В тот день я отправился на материк, то ли взять деньги в банке, то ли отправить письмо, уж и не помню зачем. Сел на утренний восьмичасовой катер. А в середине того же дня Мэри вошла в море. Она прекрасно плавала. И море было не бурное. Всего лишь легкая зыбь, подветренная, как ее называют. Ну и конечно, сильный прилив, характерный для конца лета. Мэри оставила свою одежду среди скал, натянула эластичный полукомбинезон, собрала длинные волосы в пучок, надела очки-хамелеоны и поплыла в сторону солнца.

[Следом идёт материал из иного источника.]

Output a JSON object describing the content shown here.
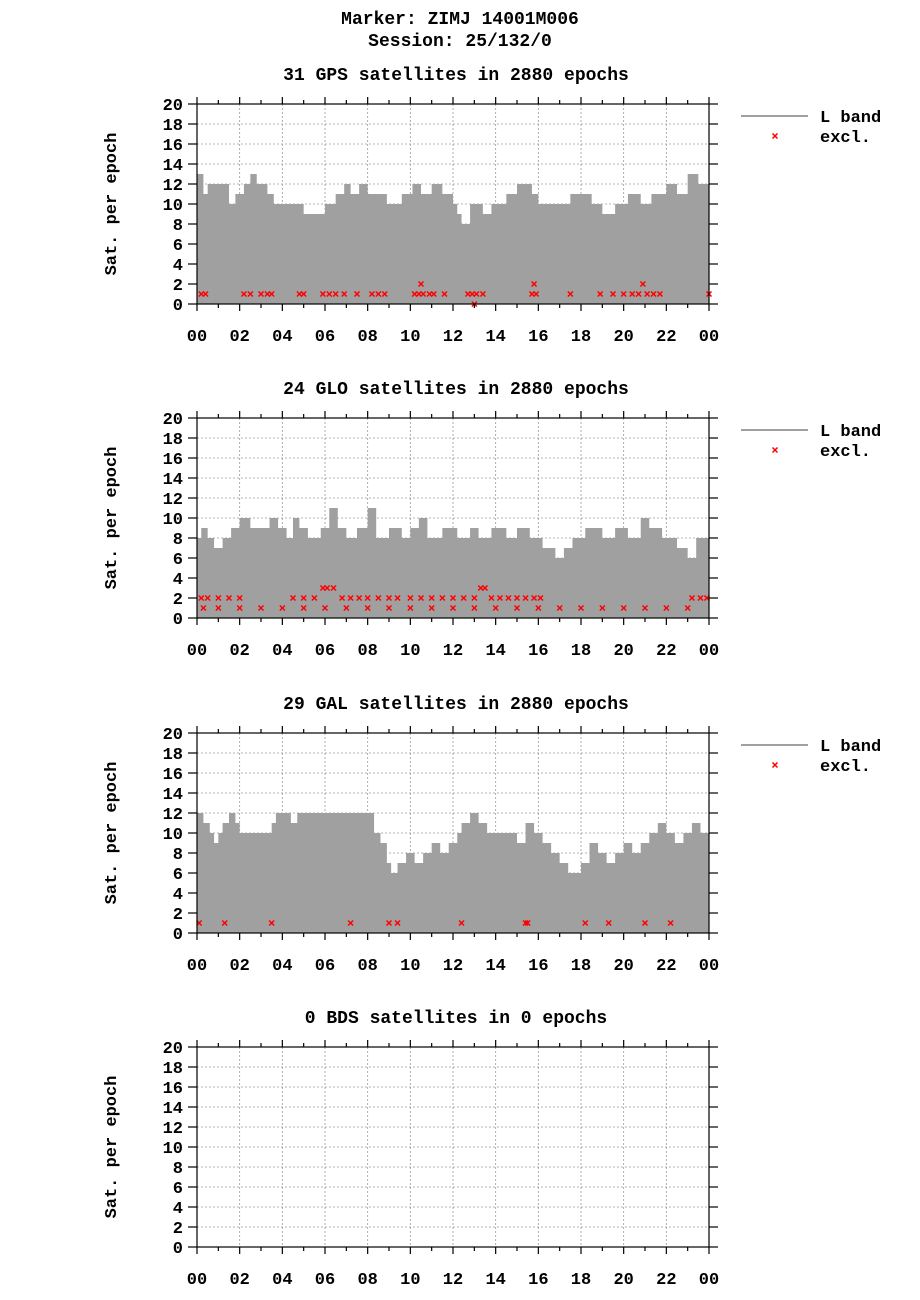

Так почему же я вернулся? Ведь все это произошло так давно, в другой жизни. Я работал – как все. С журналистикой было покончено. Я жил тем, что преподавал языки в одном из институтов Манилы. Был биржевым маклером, занимался экспортом пищевых концентратов, рекламировал наполнитель для кошачьих туалетов и даже одно время держал бар на юге Филиппин, на пляже, где отдыхали японские и канадские туристы. Спал со многими женщинами, в основном с профессионалками, и в результате подцепил в Таиланде гонорею и лобковых вшей; в какой-то момент я даже подумал, уж не СПИД ли это, но анализ, слава богу, был отрицательный. Наверное, за это время я двадцать раз мог сдохнуть, но вот надо же – по сю пору жив. У меня уже целую вечность нет даже намека на семью. В последний раз я получил весточку от брата, когда он жил в Новой Зеландии, с женой-англичанкой. В тюрьме меня никто не навещал. И теперь никто не ищет. По всей видимости, я никому не нужен.
Может быть, я вернулся на остров, чтобы умереть? На самом деле я не очень-то об этом раздумывал: честно говоря, мне глубоко безразлично, где умирать – здесь или в другом месте. В любом случае меня при этом уже не будет (это не мое изречение)[20]
. Но Джун задала мне один вопрос, когда мы с ней удили рыбу на молу, и этот вопрос запал мне в душу. Длинная история, которая началась на этом берегу, в конечном счете сюда же меня и привела. Нечто, чего я никак не планировал, – я уже давно не строю планов на будущее. Нечто, внедрившееся в мое сердце. И нет мне другого выхода. И нет никакого другого объяснения моему возврату в это про́клятое место.